Explanatory variables analyses of age-appropriate motor skills development (MABC2)

Total MABC2

Figure 3C shows the best model of explanatory variables influencing MABC2total when right hand rMT was included (R2= 0.26, F(5,126)= 9.02, P≤ 0.0001). The MABC2total was highest in children who had lower adiposity (i.e. %BF) at assessment (%BF = 40.7%, P≤ 0.0001), greater corticomotor excitability (i.e. lower right hand rMT = 21.4%, P= 0.02), a higher GA (18.3%, P= 0.02), went home to a less socially disadvantaged home at birth (IRSDbirth= 14.1%, P= 0.05) and were female (5.54%, P= 0.03).

Manual dexterity

Eighteen children (13 boys) had significant impairment of dexterity, and 11 (five boys) had mild impairment.

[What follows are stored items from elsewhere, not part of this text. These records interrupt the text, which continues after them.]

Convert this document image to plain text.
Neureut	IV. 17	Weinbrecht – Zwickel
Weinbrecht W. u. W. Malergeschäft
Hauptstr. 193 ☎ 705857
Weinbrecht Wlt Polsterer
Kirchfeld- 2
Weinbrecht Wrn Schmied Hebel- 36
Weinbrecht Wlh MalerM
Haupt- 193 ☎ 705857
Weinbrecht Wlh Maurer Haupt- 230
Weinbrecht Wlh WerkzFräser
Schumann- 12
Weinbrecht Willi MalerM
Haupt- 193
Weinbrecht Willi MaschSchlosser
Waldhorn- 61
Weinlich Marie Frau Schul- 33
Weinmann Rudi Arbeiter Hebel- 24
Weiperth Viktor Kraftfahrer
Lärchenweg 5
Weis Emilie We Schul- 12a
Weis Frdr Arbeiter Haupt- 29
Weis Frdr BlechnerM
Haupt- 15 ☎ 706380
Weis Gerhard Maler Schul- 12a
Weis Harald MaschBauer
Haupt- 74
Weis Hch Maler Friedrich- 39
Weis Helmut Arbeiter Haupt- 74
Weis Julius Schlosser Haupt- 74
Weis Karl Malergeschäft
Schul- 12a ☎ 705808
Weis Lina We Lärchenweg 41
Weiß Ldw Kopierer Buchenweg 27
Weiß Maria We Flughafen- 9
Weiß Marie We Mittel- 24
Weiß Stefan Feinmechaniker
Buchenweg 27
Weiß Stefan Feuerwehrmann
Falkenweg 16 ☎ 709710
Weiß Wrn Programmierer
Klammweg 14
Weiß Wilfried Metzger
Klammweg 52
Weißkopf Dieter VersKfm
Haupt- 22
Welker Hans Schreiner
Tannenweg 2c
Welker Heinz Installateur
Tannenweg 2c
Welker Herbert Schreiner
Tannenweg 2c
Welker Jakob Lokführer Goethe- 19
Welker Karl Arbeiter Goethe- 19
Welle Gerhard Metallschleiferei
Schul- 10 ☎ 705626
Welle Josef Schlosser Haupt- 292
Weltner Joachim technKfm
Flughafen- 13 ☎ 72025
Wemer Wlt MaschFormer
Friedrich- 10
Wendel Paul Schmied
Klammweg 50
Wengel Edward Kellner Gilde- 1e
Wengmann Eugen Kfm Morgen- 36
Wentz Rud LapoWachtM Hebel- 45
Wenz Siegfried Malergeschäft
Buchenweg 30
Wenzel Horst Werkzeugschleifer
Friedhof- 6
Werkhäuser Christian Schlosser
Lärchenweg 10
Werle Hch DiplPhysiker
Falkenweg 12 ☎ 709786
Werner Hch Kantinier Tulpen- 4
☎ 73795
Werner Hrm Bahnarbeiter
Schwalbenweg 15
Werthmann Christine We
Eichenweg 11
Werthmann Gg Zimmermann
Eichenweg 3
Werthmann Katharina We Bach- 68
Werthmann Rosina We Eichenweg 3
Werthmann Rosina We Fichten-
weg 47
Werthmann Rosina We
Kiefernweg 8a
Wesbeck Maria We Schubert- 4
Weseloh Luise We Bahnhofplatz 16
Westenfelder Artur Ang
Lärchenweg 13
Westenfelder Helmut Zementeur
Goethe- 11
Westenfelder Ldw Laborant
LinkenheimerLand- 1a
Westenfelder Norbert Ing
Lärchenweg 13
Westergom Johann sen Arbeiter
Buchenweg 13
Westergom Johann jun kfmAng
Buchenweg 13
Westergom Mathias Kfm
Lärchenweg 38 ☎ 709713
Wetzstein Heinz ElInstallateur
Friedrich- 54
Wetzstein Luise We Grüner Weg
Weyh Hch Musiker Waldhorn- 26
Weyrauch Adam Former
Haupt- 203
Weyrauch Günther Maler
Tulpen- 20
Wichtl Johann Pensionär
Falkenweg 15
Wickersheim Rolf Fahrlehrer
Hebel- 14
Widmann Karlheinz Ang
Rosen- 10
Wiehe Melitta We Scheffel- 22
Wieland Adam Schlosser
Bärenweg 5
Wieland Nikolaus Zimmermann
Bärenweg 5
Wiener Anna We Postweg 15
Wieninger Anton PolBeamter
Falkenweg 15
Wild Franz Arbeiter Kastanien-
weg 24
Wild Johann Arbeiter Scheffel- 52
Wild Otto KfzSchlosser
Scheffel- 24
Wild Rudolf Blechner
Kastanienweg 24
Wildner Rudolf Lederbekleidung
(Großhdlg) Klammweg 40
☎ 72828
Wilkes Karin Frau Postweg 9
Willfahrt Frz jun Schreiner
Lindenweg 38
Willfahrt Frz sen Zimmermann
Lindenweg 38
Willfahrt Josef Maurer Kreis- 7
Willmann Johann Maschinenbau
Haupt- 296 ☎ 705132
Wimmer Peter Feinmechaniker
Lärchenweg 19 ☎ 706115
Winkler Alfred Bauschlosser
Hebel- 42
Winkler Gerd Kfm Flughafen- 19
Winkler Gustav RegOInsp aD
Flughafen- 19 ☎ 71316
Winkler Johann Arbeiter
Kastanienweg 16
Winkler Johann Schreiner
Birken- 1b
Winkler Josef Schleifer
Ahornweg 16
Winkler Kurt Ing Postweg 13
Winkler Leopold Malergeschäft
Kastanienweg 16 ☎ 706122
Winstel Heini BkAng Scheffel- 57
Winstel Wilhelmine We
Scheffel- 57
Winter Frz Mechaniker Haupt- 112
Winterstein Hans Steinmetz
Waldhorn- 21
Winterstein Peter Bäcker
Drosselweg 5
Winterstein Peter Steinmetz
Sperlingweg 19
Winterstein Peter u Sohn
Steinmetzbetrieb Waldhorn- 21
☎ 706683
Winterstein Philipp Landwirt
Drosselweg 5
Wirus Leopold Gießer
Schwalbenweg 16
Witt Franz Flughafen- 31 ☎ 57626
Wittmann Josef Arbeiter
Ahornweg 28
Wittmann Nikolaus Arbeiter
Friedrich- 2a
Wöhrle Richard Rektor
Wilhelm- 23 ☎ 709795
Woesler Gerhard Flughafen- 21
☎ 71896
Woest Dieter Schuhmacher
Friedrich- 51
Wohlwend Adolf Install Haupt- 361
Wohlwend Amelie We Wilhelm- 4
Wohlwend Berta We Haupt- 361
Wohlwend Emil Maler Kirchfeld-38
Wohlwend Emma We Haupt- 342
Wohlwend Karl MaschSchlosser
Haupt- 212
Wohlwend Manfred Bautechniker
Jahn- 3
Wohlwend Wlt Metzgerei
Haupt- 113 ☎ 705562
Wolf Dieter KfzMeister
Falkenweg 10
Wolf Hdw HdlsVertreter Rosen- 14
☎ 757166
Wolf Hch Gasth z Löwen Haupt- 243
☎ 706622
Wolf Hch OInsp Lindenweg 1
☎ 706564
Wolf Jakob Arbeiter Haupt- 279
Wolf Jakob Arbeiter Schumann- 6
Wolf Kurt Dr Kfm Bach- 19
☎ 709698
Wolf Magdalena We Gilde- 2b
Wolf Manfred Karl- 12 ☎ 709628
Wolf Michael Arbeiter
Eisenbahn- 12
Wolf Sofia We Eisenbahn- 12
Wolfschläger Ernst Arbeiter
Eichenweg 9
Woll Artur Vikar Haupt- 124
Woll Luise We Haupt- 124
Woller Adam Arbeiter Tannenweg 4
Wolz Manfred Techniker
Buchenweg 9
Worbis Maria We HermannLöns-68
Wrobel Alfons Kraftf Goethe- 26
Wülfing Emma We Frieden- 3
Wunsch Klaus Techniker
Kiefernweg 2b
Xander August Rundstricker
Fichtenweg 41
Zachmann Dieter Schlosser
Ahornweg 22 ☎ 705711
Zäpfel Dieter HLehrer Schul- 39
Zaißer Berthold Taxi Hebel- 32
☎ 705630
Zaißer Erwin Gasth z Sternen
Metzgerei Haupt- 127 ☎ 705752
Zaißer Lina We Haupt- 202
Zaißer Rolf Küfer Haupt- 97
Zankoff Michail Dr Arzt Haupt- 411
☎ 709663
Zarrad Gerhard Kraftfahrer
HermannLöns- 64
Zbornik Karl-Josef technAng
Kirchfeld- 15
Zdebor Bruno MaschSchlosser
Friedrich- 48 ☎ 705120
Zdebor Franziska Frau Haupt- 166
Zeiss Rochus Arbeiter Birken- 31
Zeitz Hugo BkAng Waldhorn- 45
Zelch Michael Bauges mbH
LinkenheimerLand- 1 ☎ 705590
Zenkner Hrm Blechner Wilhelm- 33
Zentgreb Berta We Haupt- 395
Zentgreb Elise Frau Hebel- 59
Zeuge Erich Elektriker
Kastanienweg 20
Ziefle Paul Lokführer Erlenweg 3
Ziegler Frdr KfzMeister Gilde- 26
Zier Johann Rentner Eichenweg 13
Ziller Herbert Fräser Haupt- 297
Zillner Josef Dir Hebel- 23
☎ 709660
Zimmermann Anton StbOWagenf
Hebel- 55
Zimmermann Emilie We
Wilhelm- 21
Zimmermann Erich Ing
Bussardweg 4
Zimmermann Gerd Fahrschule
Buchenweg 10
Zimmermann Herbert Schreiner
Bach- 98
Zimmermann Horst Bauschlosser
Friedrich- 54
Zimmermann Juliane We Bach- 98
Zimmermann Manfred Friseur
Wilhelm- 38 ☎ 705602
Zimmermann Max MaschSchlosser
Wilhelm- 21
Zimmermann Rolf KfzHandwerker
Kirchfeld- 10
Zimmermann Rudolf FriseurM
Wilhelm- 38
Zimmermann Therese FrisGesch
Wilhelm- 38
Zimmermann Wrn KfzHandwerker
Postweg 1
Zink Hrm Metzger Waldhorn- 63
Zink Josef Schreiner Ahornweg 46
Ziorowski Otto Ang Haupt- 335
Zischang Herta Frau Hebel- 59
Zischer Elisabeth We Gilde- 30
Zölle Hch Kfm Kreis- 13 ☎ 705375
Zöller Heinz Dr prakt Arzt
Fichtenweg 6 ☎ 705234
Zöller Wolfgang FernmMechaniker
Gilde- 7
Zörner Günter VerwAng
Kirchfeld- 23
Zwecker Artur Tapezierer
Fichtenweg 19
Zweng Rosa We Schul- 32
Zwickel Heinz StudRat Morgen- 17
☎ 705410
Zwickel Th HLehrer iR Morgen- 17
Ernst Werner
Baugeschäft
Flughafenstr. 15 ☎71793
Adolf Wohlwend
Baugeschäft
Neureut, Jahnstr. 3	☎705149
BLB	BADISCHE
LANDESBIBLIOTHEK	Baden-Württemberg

All were born at ≤37 weeks GA. Figure 3C shows the best model of explanatory variables influencing manual dexterity when right hand rMT was included (R2= 0.125, F(4,131)= 4.67, P= 0.001). Better manual dexterity was associated with having greater corticomotor excitability (i.e. lower right hand rMT = 44.73%, P= 0.01), being female (24.8%, P= 0.01) and having lower %BF (24.0%, P= 0.02).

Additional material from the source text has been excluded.